The average person now manages 120 personal passwords, down from a peak of 168 in 2024. NordPass's annual study, conducted on World Password Day, records the first decline since the firm began tracking credential volumes in 2020.
The survey, which polled 1,509 NordPass users in April 2026, attributes the reversal to two converging trends: the growing habit of authenticating through major identity providers (Google, Apple, Facebook) rather than creating new credentials, and the accelerating rollout of passkey support by services and platforms.
Work passwords fell by a proportionally similar margin. The average user in 2024 was managing 87 business-related passwords; that figure has dropped to 67 in 2026.
Karolis Arbačiauskas, head of product at NordPass, said the findings came as a surprise given that the overall number of digital services continues to expand. He attributed the decline to SSO adoption, passkey promotion, and Apple Face ID, noting that NordPass's own passkey offering may have contributed to the shift.
The data was a bit surprising, given the global growth in digital services and accounts," says Karolis Arbačiauskas, head of product at password manager company NordPass. "However, we have several ideas as to what might have caused the average count to go down. Users are increasingly opting for the convenience of logging in through single sign-on (SSO) with their primary account, such as Google, Apple, or Facebook. The growing adoption and promotion of password alternatives like passkeys, Apple Face IDs, and WebAuthn are also contributing to this long-awaited decline. Our own offering of passkeys may also have played a role in this trend."
The research carries a caveat. The raw password count has declined, but the number of accounts and associated credentials overall has not. Arbačiauskas flagged a specific risk in the SSO pattern: around 60% of Americans and Brits reuse passwords across accounts, which means single sign-on authenticated with a weak or repeated password concentrates rather than eliminates credential risk. Forgotten accounts present a separate exposure, because users often miss breach notifications for services they stopped using.
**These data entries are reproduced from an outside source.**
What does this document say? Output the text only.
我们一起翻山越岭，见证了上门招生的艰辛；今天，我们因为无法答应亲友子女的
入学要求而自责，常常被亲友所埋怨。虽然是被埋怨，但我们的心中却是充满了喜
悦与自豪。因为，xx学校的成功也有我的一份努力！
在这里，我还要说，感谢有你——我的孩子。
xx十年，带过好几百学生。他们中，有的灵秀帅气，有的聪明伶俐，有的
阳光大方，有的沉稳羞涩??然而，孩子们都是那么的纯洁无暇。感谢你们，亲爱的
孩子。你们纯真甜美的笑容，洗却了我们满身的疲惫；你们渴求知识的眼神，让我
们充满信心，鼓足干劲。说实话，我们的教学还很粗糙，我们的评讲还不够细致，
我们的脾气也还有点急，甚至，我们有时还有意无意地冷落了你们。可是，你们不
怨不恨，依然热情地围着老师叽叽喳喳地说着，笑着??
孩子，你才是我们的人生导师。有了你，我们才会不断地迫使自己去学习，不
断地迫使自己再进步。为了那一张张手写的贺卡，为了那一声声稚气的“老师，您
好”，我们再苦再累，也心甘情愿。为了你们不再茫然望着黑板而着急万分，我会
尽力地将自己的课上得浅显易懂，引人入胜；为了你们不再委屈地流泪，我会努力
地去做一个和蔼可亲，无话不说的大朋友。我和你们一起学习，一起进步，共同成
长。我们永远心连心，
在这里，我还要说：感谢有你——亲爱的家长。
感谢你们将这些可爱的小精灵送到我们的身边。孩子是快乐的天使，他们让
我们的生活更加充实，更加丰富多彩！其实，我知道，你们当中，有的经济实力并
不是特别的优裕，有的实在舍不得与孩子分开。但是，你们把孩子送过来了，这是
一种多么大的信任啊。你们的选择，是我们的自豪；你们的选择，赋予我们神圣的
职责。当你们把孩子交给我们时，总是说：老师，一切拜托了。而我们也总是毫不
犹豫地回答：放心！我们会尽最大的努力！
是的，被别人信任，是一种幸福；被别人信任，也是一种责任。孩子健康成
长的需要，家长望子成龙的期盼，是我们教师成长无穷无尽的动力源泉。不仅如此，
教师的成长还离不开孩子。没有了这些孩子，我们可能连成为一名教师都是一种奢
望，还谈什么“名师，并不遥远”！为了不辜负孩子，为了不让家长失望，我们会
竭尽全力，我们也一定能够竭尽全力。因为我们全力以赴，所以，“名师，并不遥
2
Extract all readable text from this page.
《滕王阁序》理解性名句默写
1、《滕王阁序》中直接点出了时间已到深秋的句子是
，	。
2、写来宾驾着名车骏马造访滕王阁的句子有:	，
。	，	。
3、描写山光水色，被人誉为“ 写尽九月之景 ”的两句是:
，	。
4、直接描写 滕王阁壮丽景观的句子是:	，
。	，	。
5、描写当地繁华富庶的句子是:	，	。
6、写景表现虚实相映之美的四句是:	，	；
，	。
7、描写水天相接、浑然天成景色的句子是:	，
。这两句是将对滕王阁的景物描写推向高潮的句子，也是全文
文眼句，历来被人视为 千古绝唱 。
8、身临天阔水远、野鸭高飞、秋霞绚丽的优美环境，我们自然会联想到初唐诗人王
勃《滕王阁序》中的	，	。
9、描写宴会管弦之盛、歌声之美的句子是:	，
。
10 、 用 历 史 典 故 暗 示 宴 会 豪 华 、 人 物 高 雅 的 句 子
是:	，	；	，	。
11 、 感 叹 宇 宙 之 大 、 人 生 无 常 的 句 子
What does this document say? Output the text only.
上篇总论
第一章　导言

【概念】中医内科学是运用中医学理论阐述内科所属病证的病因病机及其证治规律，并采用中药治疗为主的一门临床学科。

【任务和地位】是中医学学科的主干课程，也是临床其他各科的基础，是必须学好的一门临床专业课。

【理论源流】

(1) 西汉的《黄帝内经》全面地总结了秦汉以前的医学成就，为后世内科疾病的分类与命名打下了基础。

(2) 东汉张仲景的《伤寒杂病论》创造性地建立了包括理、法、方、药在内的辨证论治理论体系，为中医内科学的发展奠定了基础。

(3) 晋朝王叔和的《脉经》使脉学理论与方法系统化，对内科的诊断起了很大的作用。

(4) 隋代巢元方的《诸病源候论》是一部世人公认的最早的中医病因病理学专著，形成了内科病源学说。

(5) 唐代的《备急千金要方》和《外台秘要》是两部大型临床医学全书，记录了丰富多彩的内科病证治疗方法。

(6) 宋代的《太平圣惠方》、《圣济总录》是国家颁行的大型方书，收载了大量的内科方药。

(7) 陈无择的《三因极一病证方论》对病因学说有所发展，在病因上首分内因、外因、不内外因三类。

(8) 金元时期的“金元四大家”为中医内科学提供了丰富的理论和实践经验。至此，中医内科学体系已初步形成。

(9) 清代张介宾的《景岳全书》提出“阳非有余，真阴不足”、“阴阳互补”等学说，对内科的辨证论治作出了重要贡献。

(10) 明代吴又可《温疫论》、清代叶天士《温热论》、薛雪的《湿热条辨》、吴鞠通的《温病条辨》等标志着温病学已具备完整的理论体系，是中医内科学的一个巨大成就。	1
The data also marks a six-year progression. In February 2020, just before the pandemic, the typical user held around 80 passwords. That number climbed by 25% in the first eight months of lockdown and continued rising until this year. The 2026 study is the first to show a reversal.
Passkeys, which replace passwords with device-stored cryptographic keys and biometric authentication, remain Arbačiauskas's recommended path forward. He described them as currently the most secure and convenient authentication method available.